Para 8 = conclusion. Despite the apparent close relationship conveyed in ‘Trojan Sofa, ’ it is clear that, although Niall is unaware, the reader is conscious his father is jeopardising his son’s future, through his own prejudice. Whereas, ‘Father and Son’ features a relationship that was once strong but has been ripped apart by grief and a lack of communication; yet, it is clear the father loves his son and wants to keep him safe although he too jeopardises his son’s safety by his procrastination/failure to intervene. Pick the areas from the text which you think you could analyse most fully. There are many different areas you could compare from the 2 texts but it will depend on the question which are most appropriate. Remember for all questions you must focus on at least two areas e. g. characterisation, theme, setting, imagery etc.
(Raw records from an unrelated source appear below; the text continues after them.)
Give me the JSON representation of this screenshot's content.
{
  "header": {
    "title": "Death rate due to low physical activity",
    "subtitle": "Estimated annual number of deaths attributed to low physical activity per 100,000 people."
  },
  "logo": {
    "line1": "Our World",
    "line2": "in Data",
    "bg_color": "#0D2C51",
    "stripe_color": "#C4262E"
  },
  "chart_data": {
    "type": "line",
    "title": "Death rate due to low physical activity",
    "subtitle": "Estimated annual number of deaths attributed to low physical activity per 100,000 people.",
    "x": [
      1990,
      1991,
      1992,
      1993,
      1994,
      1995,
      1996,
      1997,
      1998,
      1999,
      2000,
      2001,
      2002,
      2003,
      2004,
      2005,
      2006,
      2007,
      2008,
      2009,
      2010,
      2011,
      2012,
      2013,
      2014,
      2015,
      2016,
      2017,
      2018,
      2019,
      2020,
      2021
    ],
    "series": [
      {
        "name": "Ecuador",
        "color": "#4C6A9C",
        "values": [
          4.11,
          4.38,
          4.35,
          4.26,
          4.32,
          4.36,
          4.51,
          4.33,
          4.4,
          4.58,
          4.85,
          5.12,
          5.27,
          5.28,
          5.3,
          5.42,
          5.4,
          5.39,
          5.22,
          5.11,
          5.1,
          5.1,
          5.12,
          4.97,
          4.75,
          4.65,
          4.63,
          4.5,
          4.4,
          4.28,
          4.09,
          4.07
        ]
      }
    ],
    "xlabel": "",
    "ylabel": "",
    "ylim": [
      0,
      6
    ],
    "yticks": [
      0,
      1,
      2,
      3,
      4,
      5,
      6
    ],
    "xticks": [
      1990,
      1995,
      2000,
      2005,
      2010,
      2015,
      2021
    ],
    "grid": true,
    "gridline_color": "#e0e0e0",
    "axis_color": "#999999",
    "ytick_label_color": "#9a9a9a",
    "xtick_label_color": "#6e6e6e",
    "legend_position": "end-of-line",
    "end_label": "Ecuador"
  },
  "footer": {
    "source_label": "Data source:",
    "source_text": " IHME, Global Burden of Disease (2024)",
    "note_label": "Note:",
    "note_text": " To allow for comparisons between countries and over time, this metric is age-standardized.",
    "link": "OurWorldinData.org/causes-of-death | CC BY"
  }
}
1. Choose two short stories in which a central character feels threatened or vulnerable. Compare how this situation is presented in each story and discuss which story is more effective in arousing your sympathy for the central character. 2. Choose two short stories in which setting plays an important role in developing your understanding of character and/or theme Which story, in your opinion, is more effective in developing your understanding? Justify your choice by reference to the setting of both stories. 3. Choose two short stories whose openings are crafted to seize the reader’s attention. Explain in detail how the impact of the openings is created and go on to evaluate which of the stories develops more successfully from its opening.
Poetry Choose two poems by the same poet which you consider similar in theme and style. By referring to theme and style in both poems, discuss which poem you prefer. Prose Choose two short stories in which aspects of style contribute significantly to the exploration of theme. Compare the ways in which stylistic features are used to create and maintain your interest in the central ideas of the texts.